Another one of those movies that I recorded more because the plot synopsis sounded interesting, not having heard about it before I saw it show up on TCM, was the late 1960s thriller Daddy's Gone A-Hunting. Recently, I finally got around to watching it off the DVR.
Tragic British actress Carol White, brought over to Hollywood presumably to be the next big British thing in Hollywood, plays Cathy, a young woman who has just left the UK for a new job in San Francisco. On her first day in town, not long after arriving, she makes the acquaintance of a rather oddball guy, Ken Daly (Scott Hylands). He's a photographer who sees Cathy and is immediately taken with her, and thinks that the best way to make a good first impression on her is by throwing a snowball at her. This makes no sense, but it's a movie, so just go with it. Needless to say, the two hit it off.
They don't just start dating, but they pretty quickly move in together as well as start having sex, because who doesn't want to have hot steamy sex? Cathy, however, learns in fairly short order that Kenneth is more than just an oddball, in fact a rather demanding man who doesn't seem to happy about her doing better than him. That, and his controlling behavior. Unfortunately, Cathy didn't learn quickly enough, because by the time she figures out she doesn't want anything to do with him any more, she's gotten pregnant.

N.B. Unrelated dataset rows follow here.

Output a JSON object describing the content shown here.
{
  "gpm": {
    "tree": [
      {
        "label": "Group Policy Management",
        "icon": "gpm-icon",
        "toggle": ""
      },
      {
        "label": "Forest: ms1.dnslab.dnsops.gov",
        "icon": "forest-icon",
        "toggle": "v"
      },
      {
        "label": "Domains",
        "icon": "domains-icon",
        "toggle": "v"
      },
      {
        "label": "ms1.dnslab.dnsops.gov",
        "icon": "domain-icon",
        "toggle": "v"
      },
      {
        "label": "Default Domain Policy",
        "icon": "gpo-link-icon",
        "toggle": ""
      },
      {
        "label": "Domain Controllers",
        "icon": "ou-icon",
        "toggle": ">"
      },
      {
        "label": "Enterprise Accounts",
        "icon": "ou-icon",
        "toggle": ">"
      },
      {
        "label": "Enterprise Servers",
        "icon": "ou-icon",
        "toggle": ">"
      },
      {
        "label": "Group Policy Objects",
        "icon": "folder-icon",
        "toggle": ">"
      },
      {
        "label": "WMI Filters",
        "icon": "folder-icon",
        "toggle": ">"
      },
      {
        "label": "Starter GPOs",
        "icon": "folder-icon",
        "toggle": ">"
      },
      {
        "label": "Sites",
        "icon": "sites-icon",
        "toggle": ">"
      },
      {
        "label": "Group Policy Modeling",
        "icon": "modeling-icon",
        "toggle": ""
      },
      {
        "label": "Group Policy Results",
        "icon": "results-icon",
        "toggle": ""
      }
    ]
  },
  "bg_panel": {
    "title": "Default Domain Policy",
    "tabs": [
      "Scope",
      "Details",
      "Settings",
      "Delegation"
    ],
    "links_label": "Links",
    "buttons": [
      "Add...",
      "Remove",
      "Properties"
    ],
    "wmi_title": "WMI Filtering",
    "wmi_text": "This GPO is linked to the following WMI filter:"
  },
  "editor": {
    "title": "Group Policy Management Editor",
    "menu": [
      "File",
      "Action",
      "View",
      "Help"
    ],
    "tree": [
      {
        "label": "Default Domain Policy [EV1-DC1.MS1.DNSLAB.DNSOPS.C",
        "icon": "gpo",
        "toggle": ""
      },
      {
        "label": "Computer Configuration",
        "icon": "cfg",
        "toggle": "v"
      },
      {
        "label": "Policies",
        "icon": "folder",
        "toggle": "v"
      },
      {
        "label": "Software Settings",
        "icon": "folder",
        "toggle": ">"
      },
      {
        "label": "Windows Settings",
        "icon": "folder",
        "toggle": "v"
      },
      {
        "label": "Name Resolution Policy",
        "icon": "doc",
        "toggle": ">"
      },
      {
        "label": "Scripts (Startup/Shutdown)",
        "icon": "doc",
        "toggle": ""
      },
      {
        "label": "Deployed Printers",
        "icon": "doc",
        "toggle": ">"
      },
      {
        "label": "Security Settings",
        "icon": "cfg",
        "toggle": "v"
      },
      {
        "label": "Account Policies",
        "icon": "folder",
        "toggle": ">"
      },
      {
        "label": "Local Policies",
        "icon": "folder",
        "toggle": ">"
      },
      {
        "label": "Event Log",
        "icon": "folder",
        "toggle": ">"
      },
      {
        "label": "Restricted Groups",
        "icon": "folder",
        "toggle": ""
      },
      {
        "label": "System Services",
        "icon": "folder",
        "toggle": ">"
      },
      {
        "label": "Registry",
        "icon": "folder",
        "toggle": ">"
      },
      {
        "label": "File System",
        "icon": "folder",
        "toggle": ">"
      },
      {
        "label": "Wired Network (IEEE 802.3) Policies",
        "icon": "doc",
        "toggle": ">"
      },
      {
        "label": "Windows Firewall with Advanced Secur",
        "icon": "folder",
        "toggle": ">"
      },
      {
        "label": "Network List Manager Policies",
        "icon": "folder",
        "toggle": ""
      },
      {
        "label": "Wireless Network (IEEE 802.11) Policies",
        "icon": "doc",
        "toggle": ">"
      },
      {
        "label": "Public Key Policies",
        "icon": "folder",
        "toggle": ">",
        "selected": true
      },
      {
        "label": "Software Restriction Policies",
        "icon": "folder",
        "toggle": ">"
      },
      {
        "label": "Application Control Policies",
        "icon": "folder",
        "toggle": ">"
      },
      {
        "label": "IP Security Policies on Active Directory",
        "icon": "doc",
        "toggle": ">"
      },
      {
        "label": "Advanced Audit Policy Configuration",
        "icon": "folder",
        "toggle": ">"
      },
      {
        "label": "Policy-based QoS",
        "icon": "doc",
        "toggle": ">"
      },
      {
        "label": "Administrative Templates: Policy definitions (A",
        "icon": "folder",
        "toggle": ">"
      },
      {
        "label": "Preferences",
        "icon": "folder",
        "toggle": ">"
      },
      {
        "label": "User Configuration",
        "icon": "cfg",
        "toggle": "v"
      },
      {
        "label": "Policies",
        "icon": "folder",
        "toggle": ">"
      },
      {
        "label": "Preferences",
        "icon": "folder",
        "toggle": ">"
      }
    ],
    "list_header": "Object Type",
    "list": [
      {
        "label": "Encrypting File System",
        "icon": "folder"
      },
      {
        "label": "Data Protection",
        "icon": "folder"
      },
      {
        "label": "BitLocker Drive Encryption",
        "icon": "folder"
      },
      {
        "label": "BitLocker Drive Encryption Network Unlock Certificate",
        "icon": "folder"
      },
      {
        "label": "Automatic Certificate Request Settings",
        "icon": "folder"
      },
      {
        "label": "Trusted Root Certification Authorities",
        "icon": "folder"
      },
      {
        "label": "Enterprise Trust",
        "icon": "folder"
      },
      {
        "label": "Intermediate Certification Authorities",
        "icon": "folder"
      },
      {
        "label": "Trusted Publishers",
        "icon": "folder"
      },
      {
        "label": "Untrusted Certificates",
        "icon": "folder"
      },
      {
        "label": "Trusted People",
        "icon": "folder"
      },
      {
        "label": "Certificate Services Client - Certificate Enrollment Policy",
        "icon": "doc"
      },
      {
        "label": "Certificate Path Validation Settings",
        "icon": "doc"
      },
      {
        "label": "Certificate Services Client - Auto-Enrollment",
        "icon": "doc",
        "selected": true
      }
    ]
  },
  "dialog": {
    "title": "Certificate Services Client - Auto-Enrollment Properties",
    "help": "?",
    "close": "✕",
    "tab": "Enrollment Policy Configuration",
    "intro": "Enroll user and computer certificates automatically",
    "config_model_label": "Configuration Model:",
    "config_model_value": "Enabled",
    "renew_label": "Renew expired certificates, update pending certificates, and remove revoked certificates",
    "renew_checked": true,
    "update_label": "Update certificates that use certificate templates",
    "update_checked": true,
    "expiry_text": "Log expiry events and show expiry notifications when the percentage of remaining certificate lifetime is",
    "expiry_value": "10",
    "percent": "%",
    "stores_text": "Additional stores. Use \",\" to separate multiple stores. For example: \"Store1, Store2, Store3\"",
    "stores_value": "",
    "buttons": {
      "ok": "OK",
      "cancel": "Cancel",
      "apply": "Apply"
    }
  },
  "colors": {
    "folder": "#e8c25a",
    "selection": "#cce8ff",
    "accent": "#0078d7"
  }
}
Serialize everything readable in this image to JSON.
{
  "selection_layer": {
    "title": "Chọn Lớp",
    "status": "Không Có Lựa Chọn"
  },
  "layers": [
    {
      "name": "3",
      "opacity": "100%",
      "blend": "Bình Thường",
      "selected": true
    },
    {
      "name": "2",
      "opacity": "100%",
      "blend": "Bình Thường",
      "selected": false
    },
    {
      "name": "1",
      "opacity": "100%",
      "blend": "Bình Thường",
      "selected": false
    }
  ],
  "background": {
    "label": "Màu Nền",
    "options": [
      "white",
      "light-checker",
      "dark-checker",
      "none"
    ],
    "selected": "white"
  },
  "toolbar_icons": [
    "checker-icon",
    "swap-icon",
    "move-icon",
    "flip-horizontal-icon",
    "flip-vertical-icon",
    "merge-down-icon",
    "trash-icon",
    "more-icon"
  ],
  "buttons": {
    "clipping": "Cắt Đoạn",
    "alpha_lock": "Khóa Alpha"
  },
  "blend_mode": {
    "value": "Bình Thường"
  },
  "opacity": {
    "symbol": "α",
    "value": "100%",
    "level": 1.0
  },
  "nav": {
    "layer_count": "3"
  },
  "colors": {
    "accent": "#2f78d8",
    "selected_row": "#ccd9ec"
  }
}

Not only does Cathy not tell Ken about her being pregnant, she does something controversial for the late 1960s -- she gets an abortion. And she lives happily ever after, dumping Ken and eventually finding true love in the form of Jack (Paul Burke), a scion of a family where such scions are groomed for bigger things, like elections to Congress. And after the wedding, the two of them set about raising a family.
But Cathy's having married someone relatively prominent means that it's going to be easier for Ken to find her. That's bad enough. Worse is that Ken really, really hates abortion in general, and especially so considering the fact that his baby was aborted. So he starts stalking Cathy, who knows she's being stalked but has never been able to tell Jack about the relationship with Kenneth and the fact that it resulted in an abortion. It would have been too much of a stigma in the late 1960s, and it would be easy to see how Cathy could believe letting the abortion become public knowledge might scuttle Jack's nascent political career.
This allows Ken to up the ante. Cathy killed his child, so he's going to make her expiate her sin... by forcing her to kill her own child! He's not going to do it since that would be wrong, but he's got some insane scheme to kidnap the baby and then force Cathy to kill it, even if unkowingly....
Daddy's Gone A-Hunting most certainly does have an interesting premise. Unfortunately, I have to say that I think it could have been executed better. As I was watching the movie I found myself thinking of another late 1960s film that goes way too far over the top, Once You Kiss a Stranger, the more lurid remake of Alfred Hitchcock's classic Strangers on a Train. The thing is that in the Hitchcock movie, the meeting between the two main players is a chance one with Farley Granger never expecting to see Robert Walker again. Here, you can't help but think Cathy should have run away the minute Ken hit her with that snowball. Of course, then we wouldn't have a movie.
So watch Daddy's Gone A-Hunting to see in interesting but flawed movie.